The effect of atomoxetine, a selective norepinephrine reuptake inhibitor, on respiratory arrest and cardiorespiratory function in the DBA/1 mouse model of SUDEP

•Atomoxetine administered into the brain reduces S-IRA.•Atomoxetine enhances lung ventilation.•Atomoxetine exerts no effect on heart rate and blood pressures.

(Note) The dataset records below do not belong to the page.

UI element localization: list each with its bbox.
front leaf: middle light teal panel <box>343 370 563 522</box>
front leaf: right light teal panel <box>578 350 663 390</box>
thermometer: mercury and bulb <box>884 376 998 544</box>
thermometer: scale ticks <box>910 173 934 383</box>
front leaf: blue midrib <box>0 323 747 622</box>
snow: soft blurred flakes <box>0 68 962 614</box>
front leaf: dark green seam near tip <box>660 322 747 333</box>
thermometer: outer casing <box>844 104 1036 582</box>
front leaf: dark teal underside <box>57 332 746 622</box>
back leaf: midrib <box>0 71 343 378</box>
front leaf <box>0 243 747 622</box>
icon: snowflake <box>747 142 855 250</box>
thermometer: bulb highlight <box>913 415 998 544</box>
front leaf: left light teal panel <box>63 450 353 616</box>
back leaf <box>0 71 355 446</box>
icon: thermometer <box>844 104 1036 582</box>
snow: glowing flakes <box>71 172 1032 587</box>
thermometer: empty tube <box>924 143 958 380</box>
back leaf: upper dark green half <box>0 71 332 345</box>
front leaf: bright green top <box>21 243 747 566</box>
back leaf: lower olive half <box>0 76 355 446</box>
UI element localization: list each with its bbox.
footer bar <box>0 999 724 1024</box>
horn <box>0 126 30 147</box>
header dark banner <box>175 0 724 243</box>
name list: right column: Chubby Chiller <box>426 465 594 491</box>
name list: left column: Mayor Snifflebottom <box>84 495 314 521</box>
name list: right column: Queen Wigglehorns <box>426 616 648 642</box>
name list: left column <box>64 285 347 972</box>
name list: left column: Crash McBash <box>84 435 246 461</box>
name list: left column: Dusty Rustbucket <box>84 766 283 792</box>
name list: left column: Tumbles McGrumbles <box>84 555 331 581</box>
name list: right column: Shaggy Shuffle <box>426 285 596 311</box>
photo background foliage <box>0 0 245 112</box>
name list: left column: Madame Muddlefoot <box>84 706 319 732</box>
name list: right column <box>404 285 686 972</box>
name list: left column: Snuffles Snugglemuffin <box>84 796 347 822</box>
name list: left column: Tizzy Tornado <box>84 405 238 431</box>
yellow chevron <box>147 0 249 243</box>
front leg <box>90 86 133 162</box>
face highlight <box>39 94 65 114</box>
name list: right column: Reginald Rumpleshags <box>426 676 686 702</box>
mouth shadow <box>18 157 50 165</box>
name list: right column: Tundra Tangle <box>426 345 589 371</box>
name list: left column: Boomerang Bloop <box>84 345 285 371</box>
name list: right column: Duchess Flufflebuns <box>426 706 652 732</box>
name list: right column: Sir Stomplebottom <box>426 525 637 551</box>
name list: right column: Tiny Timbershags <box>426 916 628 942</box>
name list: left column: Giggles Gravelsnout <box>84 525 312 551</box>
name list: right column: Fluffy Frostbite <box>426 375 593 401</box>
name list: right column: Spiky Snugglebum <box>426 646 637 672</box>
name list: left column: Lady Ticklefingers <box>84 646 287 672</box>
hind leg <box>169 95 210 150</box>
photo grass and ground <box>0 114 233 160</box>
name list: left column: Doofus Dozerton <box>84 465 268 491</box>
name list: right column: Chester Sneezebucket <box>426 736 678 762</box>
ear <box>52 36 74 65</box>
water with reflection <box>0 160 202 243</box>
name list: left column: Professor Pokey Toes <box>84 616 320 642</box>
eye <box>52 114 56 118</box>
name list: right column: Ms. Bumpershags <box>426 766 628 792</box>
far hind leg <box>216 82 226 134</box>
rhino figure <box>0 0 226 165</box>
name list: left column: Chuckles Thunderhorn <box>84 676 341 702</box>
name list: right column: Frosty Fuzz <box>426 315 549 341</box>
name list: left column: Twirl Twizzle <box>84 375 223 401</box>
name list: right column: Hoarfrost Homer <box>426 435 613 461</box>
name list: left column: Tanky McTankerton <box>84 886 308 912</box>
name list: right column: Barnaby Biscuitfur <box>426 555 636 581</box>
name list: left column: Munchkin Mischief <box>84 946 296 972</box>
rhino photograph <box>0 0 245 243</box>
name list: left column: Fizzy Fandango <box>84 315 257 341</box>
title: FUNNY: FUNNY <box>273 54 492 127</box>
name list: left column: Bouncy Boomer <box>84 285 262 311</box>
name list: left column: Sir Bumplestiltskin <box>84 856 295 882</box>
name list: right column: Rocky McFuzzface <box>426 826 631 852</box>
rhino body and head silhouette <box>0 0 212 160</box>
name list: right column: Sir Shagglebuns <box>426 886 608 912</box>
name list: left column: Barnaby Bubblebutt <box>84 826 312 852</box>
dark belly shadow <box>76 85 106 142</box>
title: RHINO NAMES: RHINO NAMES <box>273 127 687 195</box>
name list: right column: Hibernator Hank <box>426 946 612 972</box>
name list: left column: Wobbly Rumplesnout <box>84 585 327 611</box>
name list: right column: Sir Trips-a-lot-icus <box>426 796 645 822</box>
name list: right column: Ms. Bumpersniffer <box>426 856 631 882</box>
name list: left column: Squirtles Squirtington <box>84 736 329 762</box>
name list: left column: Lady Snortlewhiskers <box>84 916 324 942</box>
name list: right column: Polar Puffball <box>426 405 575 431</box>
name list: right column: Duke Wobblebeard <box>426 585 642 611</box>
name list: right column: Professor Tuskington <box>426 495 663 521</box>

Sudden unexpected death in epilepsy (SUDEP) is a significant public health burden. The mechanisms of SUDEP are elusive, although cardiorespiratory dysfunction is a likely contributor. Clinical and animal studies indicate that seizure-induced respiratory arrest (S-IRA) is the primary event leading to death in many SUDEP cases. Our prior studies demonstrated that intraperitoneal (IP) injection of atomoxetine, a norepinephrine reuptake inhibitor (NRI) widely used to treat attention deficit hyperactivity disorder, suppresses S-IRA in DBA/1 mice. In the current study, we injected atomoxetine intracerebroventricularly (ICV) and measured its effect on S-IRA in DBA/1 mice to determine its central effects. Additionally, to test our hypothesis that atomoxetine reduces S-IRA via altering cardiorespiratory function, we examined the effect of atomoxetine on respiratory and cardiac function using non-invasive plethysmography and ECG in anesthetized DBA/1 mice, and on blood pressure and heart rate using a tail-cuff system in conscious DBA/1 mice. ICV administration of atomoxetine at 200-250 nmol significantly reduced S-IRA evoked by acoustic stimulation in DBA/1 mice, consistent with a central atomoxetine effect on S-IRA. Peripheral atomoxetine administration at a dosage that reduces S-IRA (15 mg/kg, IP) slightly increased basal ventilation and the ventilatory response to 7% CO2, but exerted no effect on heart rate in anesthetized DBA/1 mice. IP injection of atomoxetine produced no effect on the heart rate and blood pressures in conscious mice. These data suggest that atomoxetine suppresses S-IRA through direct effects on the CNS and potentially through enhanced lung ventilation in DBA/1 mice.